Prominent European and Asian tramp shipowning communities look for action from MSC 101 as they register their worries about safety as well as availability of compliant fuels for their globally trading vessels.
They also agreed that shipping should not be expected to fund all the research and development needed to meet carbon reduction commitments on its own and IMO should play a bigger role.
SHIPOWNERS from Greece and Hong Kong have jointly voiced hopes that decisions emerging from the current meeting of the International Maritime Organization’s Maritime Safety Committee (MSC 101) will help to ensure a “safe, consistent and smooth implementation” of the 2020 global sulphur cap.
After a meeting between the two national shipowners’ bodies, held in Hong Kong, a joint statement said that they both remain committed to IMO decisions and goals but were concerned about the availability and cost of compliant fuels as well as “several safety and fuel compatibility issues”. These, they said, “hopefully can be fully addressed by the different stakeholders before 2020.”
Both associations expected MSC 101 to “deal decisively with the pertinent safety issues so that the new rules are compatible with the operational needs of the different types of oceangoing fleet”.
Itinerant in nature, dry bulk and tanker tramp shipping may be more exposed than scheduled liner operations to any shortages of safe, compliant fuels after January 1.
Tramp shipping being prevalent among both Greek and Hong Kong’s owners, both sides are understood to feel that the realities of these sectors need to be taken more into account by regulators.
With regard to the IMO’s longer-term target of halving greenhouse gas emissions from the industry by 2050, safe low-carbon or fossil-free fuels and new, “breakthrough” propulsion technologies would be required globally and these should be “suitable for vessels spending long periods at sea”.
The two associations appeared to agree on the principle that shipping alone should not be expected to fund all the research and development required to provide the new fuels and technologies to enable the industry to meet its targets.
This should involve “all necessary stakeholders” but the IMO should play “a more proactive, leading role” to advance the R&D effort, they said.

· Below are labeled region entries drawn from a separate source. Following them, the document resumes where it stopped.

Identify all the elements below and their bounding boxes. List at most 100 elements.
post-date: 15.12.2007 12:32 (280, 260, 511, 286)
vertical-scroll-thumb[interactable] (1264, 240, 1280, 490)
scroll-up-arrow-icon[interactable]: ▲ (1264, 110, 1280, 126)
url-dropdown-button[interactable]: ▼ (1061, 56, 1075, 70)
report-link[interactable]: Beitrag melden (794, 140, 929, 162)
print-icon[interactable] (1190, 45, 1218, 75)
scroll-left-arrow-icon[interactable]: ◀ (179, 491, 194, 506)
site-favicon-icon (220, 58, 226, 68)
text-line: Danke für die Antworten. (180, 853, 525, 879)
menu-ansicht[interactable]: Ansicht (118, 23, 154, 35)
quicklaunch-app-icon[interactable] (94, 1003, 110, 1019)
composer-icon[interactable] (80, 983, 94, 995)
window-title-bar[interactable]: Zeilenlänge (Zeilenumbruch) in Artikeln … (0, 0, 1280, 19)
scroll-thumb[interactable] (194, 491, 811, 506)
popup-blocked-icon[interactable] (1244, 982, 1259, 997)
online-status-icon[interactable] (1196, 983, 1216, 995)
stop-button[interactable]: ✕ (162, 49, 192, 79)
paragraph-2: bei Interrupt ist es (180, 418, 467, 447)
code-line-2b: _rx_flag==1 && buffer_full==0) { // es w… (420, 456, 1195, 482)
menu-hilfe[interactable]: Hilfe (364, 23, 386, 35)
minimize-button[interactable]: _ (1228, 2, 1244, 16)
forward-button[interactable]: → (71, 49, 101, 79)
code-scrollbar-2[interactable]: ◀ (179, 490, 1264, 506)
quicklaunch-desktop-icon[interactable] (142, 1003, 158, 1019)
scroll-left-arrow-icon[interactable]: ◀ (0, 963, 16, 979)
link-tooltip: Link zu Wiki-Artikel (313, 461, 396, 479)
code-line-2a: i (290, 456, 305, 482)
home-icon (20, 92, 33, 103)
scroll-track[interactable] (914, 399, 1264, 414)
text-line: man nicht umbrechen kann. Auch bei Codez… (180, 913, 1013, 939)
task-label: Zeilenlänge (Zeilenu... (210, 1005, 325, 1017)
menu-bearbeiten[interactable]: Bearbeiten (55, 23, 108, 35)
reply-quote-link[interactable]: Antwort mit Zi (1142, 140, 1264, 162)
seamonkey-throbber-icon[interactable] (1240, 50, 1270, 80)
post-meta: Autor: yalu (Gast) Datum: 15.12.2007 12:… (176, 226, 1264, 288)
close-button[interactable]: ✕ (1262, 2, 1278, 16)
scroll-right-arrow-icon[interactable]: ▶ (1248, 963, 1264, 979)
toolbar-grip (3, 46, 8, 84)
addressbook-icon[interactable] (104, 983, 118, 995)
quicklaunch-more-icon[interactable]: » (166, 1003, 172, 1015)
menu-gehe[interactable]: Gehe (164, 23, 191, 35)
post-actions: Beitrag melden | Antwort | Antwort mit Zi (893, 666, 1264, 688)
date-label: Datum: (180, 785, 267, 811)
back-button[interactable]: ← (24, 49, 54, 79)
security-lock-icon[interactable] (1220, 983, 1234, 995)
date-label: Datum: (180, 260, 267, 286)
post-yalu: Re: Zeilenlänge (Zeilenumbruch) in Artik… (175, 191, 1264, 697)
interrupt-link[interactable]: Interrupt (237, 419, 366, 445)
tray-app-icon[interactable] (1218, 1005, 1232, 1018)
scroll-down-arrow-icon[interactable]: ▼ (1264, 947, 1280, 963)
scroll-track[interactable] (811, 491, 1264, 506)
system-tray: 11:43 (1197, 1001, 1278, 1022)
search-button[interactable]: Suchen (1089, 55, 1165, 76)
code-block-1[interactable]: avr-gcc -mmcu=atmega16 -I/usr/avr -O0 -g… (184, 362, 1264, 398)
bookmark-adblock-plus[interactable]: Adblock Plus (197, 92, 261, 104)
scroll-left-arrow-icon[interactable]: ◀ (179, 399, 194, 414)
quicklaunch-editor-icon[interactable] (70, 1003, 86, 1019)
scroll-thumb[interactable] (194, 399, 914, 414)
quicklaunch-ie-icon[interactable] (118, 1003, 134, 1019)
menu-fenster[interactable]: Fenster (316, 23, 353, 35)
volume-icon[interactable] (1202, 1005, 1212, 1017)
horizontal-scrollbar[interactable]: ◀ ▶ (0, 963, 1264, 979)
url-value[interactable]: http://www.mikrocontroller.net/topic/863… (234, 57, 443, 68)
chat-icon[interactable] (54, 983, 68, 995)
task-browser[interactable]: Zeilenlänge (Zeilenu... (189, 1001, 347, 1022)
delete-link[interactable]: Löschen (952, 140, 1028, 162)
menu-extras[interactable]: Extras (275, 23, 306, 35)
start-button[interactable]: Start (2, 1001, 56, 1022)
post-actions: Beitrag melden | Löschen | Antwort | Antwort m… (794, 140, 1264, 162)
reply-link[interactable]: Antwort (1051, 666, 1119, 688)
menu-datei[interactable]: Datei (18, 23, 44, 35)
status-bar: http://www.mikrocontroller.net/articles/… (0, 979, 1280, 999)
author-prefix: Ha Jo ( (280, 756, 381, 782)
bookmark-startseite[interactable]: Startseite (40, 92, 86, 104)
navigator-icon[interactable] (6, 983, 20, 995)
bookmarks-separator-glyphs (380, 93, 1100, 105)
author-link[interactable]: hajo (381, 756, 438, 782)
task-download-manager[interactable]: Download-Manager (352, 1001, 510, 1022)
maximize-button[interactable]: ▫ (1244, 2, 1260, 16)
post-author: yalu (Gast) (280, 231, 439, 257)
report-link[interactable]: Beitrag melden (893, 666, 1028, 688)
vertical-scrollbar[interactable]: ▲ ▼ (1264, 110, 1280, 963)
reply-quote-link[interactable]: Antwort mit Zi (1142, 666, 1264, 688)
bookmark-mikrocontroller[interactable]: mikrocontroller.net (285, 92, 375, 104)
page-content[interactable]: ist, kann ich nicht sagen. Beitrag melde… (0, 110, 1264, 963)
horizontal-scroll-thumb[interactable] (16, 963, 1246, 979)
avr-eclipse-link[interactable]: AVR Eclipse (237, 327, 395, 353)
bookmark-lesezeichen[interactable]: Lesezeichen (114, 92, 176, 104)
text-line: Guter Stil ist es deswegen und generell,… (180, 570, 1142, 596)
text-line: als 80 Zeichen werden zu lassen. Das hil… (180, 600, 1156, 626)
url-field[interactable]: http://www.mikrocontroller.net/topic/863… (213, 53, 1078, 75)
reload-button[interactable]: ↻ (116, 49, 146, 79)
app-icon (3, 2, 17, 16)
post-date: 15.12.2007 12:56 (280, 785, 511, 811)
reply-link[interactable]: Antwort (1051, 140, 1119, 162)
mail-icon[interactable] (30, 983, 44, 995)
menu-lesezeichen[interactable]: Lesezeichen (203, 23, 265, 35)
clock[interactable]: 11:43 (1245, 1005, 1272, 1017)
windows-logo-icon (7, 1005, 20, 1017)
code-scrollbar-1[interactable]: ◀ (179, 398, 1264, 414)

“It is important for two major shipowners’ associations from Europe and Asia to cooperate on achieving common goals which constitute major challenges for our industry going forward,” said Jack Hsu, chairman of the Hong Kong Shipowners Association.
“The shipping industry faces serious challenges ahead and must remain united in order to be able to meet them successfully,” said Theodore Veniamis, president of the Union of Greek Shipowners, which has been active in pushing for regulators to take more account of the needs of the huge tramp shipping sector and more generally to pay more heed to the operational experience of international shipowners.
Greek and Hong Kong owners also joined in lauding the IMO’s acceptance of a recent EU proposal for it to review its rules and guidance on the use of exhaust gas cleaning systems, in view of “the contradictions and uncertainties” around scrubbers.
The UGS has been among the most scathing critics of the decision to allow scrubbers as equivalent to burning compliant low-sulphur fuel. But in recent remarks Mr Veniamis underlined that criticism of the regulation did not entail animosity towards fellow-owners who have opted for scrubbers as a business decision.